Particolare toppa saio - versione esposta a Lugano- compiutezza realistica data dalla tecnica a risparmio, che fa intravedere la tela del dipinto, quale trama del saio. 

La restauratrice Silvia Cerio intervenuta il 15 febbraio scorso a ben illustrato tali pentimenti paragonando le rispettive radiografie dei dipinti (vedi video in sul dipinto). 

Non manca “la presenza della preparazione bruna ricordata dal Bellori e dei granuli di sabbia”. Questa versione risulta inoltre ampliata nella parte verso il teschio, come risulta dal descrittivo del restauratore e riconfermato da Silvia Cerio.

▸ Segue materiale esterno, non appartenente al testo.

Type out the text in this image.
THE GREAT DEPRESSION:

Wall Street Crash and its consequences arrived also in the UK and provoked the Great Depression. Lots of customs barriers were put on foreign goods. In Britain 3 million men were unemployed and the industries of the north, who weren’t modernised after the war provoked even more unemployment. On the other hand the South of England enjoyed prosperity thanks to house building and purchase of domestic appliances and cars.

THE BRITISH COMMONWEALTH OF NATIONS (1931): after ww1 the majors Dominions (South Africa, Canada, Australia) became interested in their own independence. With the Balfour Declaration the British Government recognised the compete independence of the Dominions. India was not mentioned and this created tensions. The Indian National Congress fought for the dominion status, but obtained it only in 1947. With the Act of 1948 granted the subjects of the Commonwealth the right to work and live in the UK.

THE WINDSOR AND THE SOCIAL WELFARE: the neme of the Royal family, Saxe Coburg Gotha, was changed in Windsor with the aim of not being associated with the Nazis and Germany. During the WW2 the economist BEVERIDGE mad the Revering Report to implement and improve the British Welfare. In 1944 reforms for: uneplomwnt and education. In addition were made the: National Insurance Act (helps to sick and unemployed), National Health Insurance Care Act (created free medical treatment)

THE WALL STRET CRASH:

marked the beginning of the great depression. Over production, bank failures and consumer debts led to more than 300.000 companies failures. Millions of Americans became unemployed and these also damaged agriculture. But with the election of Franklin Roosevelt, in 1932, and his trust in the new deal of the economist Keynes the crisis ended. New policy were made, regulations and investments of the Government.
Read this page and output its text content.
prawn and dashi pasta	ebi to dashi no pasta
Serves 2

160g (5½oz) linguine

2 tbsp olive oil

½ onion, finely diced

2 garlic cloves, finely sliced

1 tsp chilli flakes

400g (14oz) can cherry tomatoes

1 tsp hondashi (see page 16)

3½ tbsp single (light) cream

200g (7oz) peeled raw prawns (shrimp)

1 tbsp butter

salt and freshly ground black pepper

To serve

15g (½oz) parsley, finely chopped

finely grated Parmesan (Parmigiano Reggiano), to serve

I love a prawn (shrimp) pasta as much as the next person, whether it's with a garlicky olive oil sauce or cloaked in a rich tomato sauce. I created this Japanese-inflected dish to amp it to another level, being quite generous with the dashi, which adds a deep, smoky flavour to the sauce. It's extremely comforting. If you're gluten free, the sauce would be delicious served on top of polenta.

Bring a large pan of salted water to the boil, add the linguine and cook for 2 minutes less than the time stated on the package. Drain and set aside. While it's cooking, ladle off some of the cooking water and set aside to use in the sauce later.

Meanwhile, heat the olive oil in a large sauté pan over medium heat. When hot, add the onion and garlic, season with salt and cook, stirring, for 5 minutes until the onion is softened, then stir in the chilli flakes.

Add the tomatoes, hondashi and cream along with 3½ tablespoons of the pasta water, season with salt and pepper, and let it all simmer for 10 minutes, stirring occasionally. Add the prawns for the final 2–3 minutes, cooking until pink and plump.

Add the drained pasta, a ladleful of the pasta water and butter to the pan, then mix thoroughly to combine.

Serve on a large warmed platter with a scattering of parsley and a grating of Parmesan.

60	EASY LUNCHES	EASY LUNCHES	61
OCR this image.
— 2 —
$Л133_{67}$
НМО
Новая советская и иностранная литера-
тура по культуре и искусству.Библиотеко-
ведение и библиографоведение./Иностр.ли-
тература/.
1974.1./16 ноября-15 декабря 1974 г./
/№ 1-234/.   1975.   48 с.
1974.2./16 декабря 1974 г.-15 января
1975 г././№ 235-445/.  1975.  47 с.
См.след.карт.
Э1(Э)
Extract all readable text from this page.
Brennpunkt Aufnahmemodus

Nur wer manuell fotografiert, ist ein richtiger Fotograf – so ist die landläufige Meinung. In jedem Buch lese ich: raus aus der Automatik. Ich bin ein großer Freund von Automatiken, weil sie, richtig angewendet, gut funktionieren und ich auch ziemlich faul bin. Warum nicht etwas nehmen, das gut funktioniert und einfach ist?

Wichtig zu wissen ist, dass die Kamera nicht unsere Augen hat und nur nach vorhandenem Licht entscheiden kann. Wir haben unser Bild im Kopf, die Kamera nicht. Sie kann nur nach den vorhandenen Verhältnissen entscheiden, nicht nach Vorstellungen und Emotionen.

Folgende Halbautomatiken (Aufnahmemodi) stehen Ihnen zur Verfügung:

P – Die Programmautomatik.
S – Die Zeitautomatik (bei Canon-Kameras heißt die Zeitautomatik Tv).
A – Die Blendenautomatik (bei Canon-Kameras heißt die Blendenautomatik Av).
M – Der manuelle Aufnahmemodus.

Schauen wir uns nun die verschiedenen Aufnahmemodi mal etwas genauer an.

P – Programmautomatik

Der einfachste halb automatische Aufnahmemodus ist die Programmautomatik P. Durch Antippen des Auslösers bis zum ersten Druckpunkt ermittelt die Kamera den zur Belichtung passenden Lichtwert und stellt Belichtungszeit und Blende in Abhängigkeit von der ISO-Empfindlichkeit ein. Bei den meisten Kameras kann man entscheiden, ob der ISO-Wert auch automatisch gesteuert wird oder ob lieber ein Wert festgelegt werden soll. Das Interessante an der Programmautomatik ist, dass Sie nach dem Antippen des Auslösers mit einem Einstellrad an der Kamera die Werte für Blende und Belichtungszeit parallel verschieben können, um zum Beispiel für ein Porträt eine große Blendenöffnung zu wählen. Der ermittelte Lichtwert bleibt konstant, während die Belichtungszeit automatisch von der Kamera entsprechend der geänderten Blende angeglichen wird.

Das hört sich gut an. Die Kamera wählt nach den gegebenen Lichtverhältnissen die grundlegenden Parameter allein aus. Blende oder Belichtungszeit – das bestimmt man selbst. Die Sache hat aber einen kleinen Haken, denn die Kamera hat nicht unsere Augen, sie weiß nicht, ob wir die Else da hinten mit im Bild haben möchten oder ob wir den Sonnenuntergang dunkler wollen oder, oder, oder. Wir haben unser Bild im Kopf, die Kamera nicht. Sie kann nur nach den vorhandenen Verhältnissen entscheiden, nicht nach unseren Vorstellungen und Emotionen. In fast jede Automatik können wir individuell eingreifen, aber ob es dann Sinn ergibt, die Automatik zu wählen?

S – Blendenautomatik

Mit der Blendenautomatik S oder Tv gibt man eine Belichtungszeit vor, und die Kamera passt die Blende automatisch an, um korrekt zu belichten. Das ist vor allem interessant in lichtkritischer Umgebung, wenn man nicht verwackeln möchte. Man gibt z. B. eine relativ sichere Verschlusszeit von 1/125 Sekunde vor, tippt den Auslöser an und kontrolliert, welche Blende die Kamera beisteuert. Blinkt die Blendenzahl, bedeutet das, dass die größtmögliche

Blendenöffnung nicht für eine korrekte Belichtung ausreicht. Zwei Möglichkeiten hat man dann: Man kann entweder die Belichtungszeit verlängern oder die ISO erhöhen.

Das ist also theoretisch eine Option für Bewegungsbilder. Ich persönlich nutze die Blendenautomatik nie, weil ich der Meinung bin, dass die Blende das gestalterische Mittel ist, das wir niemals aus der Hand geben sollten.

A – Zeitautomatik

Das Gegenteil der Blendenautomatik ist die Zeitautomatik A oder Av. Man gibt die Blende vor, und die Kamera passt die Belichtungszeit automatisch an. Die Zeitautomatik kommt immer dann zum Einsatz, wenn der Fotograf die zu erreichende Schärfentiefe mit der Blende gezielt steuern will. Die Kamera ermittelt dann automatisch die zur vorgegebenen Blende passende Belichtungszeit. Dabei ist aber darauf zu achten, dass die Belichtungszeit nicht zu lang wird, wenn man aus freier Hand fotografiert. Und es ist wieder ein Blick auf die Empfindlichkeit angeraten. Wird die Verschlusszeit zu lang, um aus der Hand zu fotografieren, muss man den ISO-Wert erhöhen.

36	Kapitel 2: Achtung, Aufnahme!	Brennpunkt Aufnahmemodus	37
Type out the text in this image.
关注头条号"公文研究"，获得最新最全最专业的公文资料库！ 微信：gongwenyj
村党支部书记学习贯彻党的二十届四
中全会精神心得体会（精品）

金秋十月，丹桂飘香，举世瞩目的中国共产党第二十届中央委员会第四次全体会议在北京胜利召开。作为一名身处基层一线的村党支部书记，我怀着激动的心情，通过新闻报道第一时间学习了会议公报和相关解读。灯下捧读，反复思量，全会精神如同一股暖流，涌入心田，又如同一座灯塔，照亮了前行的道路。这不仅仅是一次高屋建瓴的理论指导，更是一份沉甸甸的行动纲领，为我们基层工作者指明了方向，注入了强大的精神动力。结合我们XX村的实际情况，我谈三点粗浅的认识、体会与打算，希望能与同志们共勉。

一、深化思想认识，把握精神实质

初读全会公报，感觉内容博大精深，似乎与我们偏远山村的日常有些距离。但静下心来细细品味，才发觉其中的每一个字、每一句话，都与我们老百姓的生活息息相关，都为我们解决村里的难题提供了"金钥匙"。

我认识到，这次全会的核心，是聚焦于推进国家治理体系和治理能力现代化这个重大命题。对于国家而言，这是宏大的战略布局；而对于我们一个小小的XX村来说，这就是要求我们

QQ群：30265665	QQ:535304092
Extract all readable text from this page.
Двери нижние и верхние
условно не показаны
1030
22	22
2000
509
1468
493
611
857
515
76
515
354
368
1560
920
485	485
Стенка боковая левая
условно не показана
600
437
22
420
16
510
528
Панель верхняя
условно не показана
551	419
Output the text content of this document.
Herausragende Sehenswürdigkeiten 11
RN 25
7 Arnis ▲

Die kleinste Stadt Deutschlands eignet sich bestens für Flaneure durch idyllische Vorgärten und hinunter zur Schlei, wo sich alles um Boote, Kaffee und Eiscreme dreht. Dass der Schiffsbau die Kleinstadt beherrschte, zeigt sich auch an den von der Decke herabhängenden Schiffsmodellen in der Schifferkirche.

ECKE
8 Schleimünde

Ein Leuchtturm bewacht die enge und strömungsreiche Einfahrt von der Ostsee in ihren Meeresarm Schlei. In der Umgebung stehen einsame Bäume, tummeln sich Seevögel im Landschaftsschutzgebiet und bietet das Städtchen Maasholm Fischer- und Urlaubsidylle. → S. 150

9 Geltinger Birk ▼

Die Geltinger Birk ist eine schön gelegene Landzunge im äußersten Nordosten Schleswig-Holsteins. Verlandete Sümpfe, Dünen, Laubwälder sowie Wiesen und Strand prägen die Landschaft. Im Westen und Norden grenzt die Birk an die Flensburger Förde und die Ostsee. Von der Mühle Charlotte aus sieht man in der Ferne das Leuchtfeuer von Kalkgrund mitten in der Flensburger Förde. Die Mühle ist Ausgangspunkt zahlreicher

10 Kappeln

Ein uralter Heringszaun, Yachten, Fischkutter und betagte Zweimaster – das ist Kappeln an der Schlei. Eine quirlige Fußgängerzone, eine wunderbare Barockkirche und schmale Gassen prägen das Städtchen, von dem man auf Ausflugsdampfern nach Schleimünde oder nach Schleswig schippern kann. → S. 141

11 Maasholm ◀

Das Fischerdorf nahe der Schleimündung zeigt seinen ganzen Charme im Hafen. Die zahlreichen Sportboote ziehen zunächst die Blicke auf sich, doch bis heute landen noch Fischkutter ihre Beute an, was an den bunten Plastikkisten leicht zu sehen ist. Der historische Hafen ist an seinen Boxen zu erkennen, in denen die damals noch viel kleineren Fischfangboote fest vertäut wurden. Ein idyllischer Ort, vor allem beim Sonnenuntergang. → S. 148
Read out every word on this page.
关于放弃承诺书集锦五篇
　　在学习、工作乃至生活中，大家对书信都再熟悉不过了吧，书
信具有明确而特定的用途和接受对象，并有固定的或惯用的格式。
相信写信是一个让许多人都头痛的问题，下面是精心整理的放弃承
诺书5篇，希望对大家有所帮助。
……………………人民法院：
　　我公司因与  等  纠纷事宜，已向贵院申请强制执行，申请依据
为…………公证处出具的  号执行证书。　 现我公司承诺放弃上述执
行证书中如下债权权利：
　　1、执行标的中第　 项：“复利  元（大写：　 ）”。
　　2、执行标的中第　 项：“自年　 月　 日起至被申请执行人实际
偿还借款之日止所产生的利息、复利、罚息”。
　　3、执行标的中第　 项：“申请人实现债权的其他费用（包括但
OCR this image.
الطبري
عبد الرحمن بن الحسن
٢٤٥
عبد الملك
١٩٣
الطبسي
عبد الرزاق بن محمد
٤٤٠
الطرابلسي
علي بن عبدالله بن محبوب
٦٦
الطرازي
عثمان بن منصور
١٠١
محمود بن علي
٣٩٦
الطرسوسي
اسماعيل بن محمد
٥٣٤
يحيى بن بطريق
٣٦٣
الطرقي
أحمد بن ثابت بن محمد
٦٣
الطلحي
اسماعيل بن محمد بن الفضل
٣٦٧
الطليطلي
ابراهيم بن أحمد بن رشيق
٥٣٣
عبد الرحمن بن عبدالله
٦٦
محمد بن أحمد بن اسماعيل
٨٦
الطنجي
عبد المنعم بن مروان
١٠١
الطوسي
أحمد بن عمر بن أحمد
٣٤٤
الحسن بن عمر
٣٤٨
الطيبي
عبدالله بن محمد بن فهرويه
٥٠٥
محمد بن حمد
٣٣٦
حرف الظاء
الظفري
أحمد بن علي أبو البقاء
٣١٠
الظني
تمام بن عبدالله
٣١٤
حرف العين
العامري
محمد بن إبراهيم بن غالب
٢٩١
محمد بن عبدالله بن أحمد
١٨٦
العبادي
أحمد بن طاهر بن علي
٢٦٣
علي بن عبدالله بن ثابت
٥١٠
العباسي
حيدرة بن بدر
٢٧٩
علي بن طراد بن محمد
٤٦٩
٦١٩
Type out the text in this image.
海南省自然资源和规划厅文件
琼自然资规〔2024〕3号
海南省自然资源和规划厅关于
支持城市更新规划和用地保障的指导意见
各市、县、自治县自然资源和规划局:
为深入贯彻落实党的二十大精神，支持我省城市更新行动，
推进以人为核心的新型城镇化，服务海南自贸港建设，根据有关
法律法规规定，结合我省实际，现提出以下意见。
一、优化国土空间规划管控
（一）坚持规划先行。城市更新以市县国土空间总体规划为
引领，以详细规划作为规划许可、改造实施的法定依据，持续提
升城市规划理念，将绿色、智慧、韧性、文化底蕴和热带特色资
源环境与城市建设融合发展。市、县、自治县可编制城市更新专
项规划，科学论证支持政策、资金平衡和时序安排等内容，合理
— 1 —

La Dott.ssa Giancotti ha molto ben descritto questa iconografia: Su questa croce non si piange il Cristo morto. La croce, in tempi antichi, aveva rappresentato la pena, la tortura e la morte, ma in tempi ancora più remoti era la combinazione della barra verticale, cielo-terra, e di quella orizzontale, l’umanità vivente sulla superficie della terra. La croce è la combinazione, non lineare, di due barre, non uguali, non contrarie. La figura “retorica”, non geometrica, della croce è l’ossimoro, non l’aut-aut.

La croce di Caravaggio, i cui bracci sono differenti, è la croce da cui procede la resurrezione.

Il teschio, impropriamente associato alla vanitas e alla caducità della vita, cessa la sua funzione di significazione della morte con la resurrezione...qui, ...,la postura orante di Francesco non contempla e non conferma la morte.

La preghiera è anzitutto il modo del ringraziamento, dice Carlo Borromeo, nelle sue omelie e nelle sue istituzioni. Ed è costante, senza interruzione.

La formula “sorella morte” di Francesco dice che anche il teschio fa parte della vita, poiché il suo destino è la resurrezione...

E la speranza, in questa tela, si nota da quel filo d’erba (quadrifoglio?) che, in basso a destra, comincia a germogliare da un terreno che sembra non dare frutti. E anche un fiore si mostra più in là.

La speranza  si nota da quel filo d’erba (quadrifoglio?)  in basso a destra e un fiore sempre sulla destra.